Definition: The percentage of classes/methods/lines of code executed during testing. There is class coverage, method coverage and line coverage. Code coverage is generally a useful quality metric and indicator of missing tests, but it is not a guarantee of good tests or that all relevant cases are covered, so take it with a grain of salt.
Aim for 100% code coverage. Untested code is risky and bug-prone. Although 100% is rarely exactly achieved, it's a worthy goal that encourages thorough testing.
Meaningful Tests: Only add tests that add value, e.g. don't add tests just to achieve 100% code coverage or to test something that has already been tested.
Leverage code coverage tools that determine code coverage during test execution.
Failure Strictness: If at least one test fails, it requires the developer's attention.
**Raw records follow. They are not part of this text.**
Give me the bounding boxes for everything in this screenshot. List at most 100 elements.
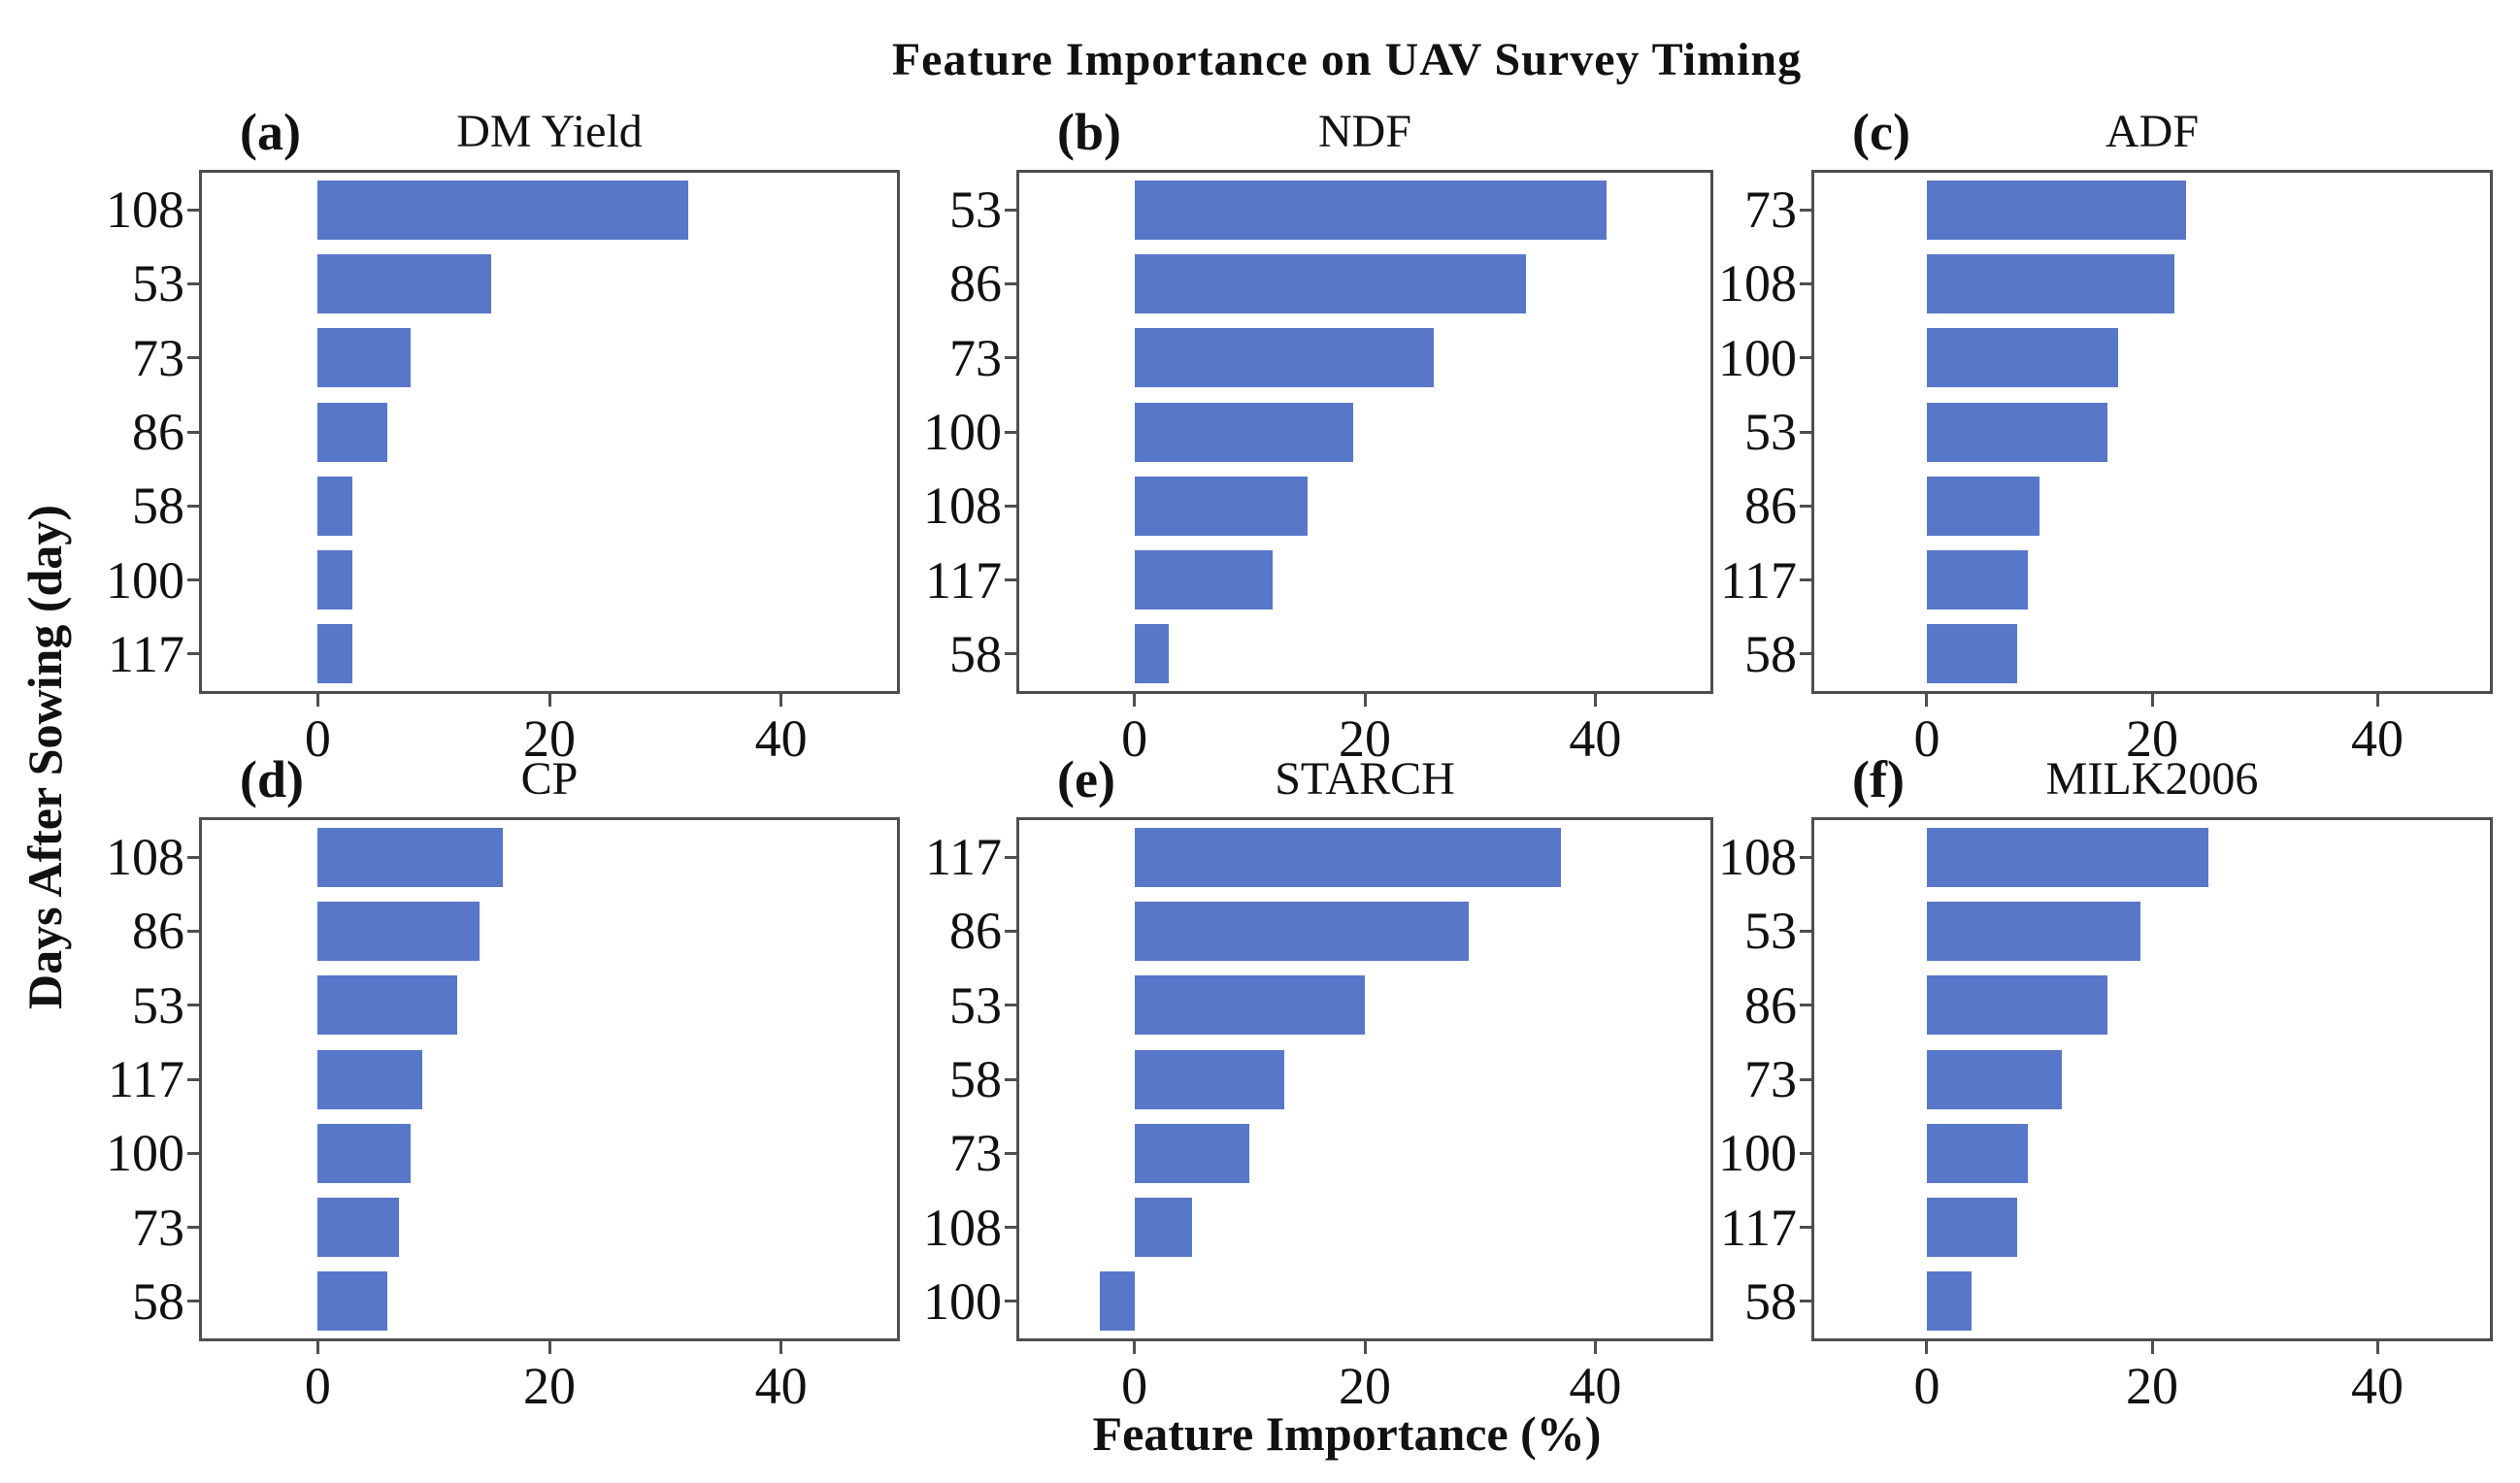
ytick-label: 108 <box>106 181 184 240</box>
ytick-label: 58 <box>949 1050 1002 1108</box>
ytick-mark <box>1005 504 1016 508</box>
subplot-e: STARCH (e) 117 86 53 58 73 108 100 0 20 40 <box>923 750 1713 1412</box>
bar-dm-yield-73 <box>317 328 411 388</box>
subplot-header: STARCH (e) <box>1016 750 1713 813</box>
bar-starch-86 <box>1134 901 1469 961</box>
ytick-label: 117 <box>925 550 1002 610</box>
ytick-mark <box>187 929 199 933</box>
ytick-mark <box>1005 1004 1016 1007</box>
xtick-mark <box>315 1341 319 1354</box>
xtick-label: 20 <box>2126 709 2178 768</box>
ytick-label: 100 <box>923 1271 1002 1331</box>
bar-milk2006-86 <box>1927 975 2107 1036</box>
ytick-mark <box>1800 578 1811 582</box>
ytick-label: 53 <box>1744 902 1797 961</box>
bar-adf-58 <box>1927 624 2017 684</box>
xtick-label: 20 <box>523 1357 576 1415</box>
bar-cp-100 <box>317 1123 411 1183</box>
xtick-label: 0 <box>1121 1357 1148 1415</box>
plot-area: 53 86 73 100 108 117 58 0 20 40 <box>923 170 1713 765</box>
xtick-mark <box>547 694 551 707</box>
bar-dm-yield-108 <box>317 180 689 240</box>
ytick-mark <box>187 578 199 582</box>
ytick-label: 117 <box>1720 550 1797 610</box>
bar-milk2006-117 <box>1927 1198 2017 1258</box>
bar-milk2006-58 <box>1927 1271 1973 1332</box>
subplot-header: DM Yield (a) <box>199 103 900 166</box>
ytick-mark <box>1005 1151 1016 1155</box>
subplot-d: CP (d) 108 86 53 117 100 73 58 0 20 40 <box>106 750 900 1412</box>
xtick-label: 0 <box>304 1357 331 1415</box>
ytick-label: 117 <box>1720 1198 1797 1257</box>
xtick-mark <box>2375 1341 2379 1354</box>
bar-cp-58 <box>317 1271 387 1332</box>
xtick-label: 0 <box>1913 1357 1940 1415</box>
bar-ndf-117 <box>1134 550 1274 610</box>
ytick-mark <box>187 504 199 508</box>
ytick-label: 53 <box>949 975 1002 1035</box>
xtick-mark <box>1133 1341 1137 1354</box>
ytick-mark <box>1800 1300 1811 1303</box>
ytick-mark <box>187 1300 199 1303</box>
ytick-mark <box>1800 504 1811 508</box>
ytick-label: 53 <box>1744 403 1797 461</box>
ytick-mark <box>1800 208 1811 212</box>
ytick-label: 117 <box>925 828 1002 887</box>
subplot-title: STARCH <box>1275 753 1455 805</box>
bar-cp-53 <box>317 975 457 1036</box>
xtick-mark <box>1925 1341 1929 1354</box>
subplot-title: ADF <box>2105 106 2200 157</box>
xtick-label: 20 <box>1339 709 1391 768</box>
ytick-mark <box>187 855 199 859</box>
xtick-label: 40 <box>754 709 808 768</box>
panel-label: (d) <box>240 750 304 808</box>
ytick-mark <box>187 1077 199 1081</box>
xtick-label: 0 <box>1121 709 1148 768</box>
ytick-label: 58 <box>1744 1271 1797 1331</box>
xtick-mark <box>2375 694 2379 707</box>
bar-adf-53 <box>1927 402 2107 462</box>
ytick-mark <box>1800 356 1811 360</box>
y-axis-label: Days After Sowing (day) <box>17 505 72 1009</box>
xtick-label: 0 <box>1913 709 1940 768</box>
panel-label: (a) <box>240 103 301 161</box>
xtick-label: 40 <box>754 1357 808 1415</box>
bar-starch-58 <box>1134 1049 1284 1109</box>
bar-adf-117 <box>1927 550 2029 610</box>
subplot-header: MILK2006 (f) <box>1811 750 2493 813</box>
ytick-mark <box>1800 1226 1811 1230</box>
bar-cp-117 <box>317 1049 422 1109</box>
ytick-mark <box>187 430 199 434</box>
plot-area: 117 86 53 58 73 108 100 0 20 40 <box>923 817 1713 1412</box>
bar-adf-86 <box>1927 476 2039 536</box>
bar-ndf-73 <box>1134 328 1435 388</box>
ytick-label: 86 <box>949 902 1002 961</box>
ytick-label: 100 <box>1718 1124 1797 1183</box>
panel-label: (f) <box>1852 750 1905 808</box>
ytick-label: 100 <box>923 403 1002 461</box>
ytick-mark <box>187 356 199 360</box>
bar-cp-108 <box>317 827 504 887</box>
ytick-label: 86 <box>132 902 184 961</box>
x-axis-label: Feature Importance (%) <box>1092 1406 1602 1461</box>
subplot-c: ADF (c) 73 108 100 53 86 117 58 0 20 40 <box>1718 103 2493 765</box>
ytick-label: 58 <box>949 624 1002 683</box>
ytick-mark <box>1005 1226 1016 1230</box>
bar-dm-yield-100 <box>317 550 353 610</box>
ytick-label: 108 <box>923 1198 1002 1257</box>
ytick-mark <box>187 281 199 285</box>
ytick-mark <box>1005 929 1016 933</box>
ytick-mark <box>1005 652 1016 656</box>
bar-dm-yield-86 <box>317 402 387 462</box>
subplot-title: DM Yield <box>456 106 643 157</box>
ytick-label: 108 <box>923 477 1002 536</box>
ytick-mark <box>187 1151 199 1155</box>
ytick-label: 108 <box>1718 828 1797 887</box>
xtick-label: 40 <box>2351 1357 2404 1415</box>
ytick-mark <box>1005 281 1016 285</box>
ytick-label: 86 <box>949 254 1002 313</box>
ytick-mark <box>1800 1004 1811 1007</box>
ytick-label: 86 <box>1744 477 1797 536</box>
ytick-mark <box>1800 1151 1811 1155</box>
He is not allowed to proceed with other work until that problem is fixed, and all tests must pass without exception.
Falsifiability = The ability to fail.
Wrongfully failing tests are easy to detect, because a good developer will pay attention to all failing tests and fix the problems before moving on.
Wrongfully passing tests lack the ability to fail properly and are hard to detect because everything seems fine, which is why it is so important to focus on preventing them. They do damage by appearing to validate functionality that they do not. A properly executed Test Driven Development workflow is one of the best ways to avoid these kinds of problems, which are described in this article.
Determinism and Reproducibility: Repeated tests should always produce the same result. The success of tests should never depend on anything other than the production code. Avoid sources of randomness that could cause the test to fail even though the production code is fine. These include random number generators, threads, host-specific infrastructure (operating system, absolute paths, hardware: I/O speed or CPU load), networking over the local network or Internet (since the network or other hosts may sometimes be down), time/timestamps, pre-existing values in the database or files on the host system that are not in the source code.
Single Action Execution: The entire setup and testing process should require a single click or shell command. Otherwise, they will not be used regularly, which reduces the quality assurance of the production code.
Independence: Tests should be independent and not influenced by other tests; the order in which tests are executed should not matter.
Self-Containment: The result of unit and component tests should depend only on the source code and not on external factors. This helps to achieve reproducibility and independence.
Clean Test Code: Maintain the same high standards for test code as for production code. The only exception is execution speed - tests need to be fast, but not highly optimized, as they typically deal with only small amounts of test data.
Easy Bug Tracing: Failed tests should clearly indicate the location and reason for the failure. Measures to achieve this could include using only one assertion per test, using error logs, and using unique exceptions and error messages where appropriate.
Test behavior, not implementation. Always run tests against interfaces from production code to test the implementation behind them. The developer should be free to modify the code as long as it produces the correct results. This also reduces the coupling between test and production code, resulting in less work to adapt tests when the implementation changes. Avoid reflection and weakening encapsulation by making private things public. However, weakening encapsulation is a lesser evil than not testing at all.
'Program testing can be used to show the presence of bugs, but never show their absence!' (Edsger W. Dijkstra).
Follow good testing practices to avoid a large number of bugs, but be aware that bugs may still occur and be prepared for them.
Requirement fulfillment over specific solutions: Don't limit tests to a specific solution when multiple valid solutions exist. Test for compliance with solution requirements, not the specific output. This provides flexibility by accepting any valid solution. For example, in pathfinding problems, minimum travel costs validate a solution, not the particular path chosen.
Fast: Tests should be small and fast, which means, for example, that there is no need to test million data points, but maybe 5, each covering just one specific use case or border case. The exceptions are load/stress tests, which are specifically designed to send huge amounts of data to an application.
Specific Assertions: For example, you should assert exactly what type of exception is thrown or what error (message) is returned. If the assertion isn't specific enough, it might not be able to distinguish between similar problems, such as two exceptions of the same type, so it can't detect potential problems.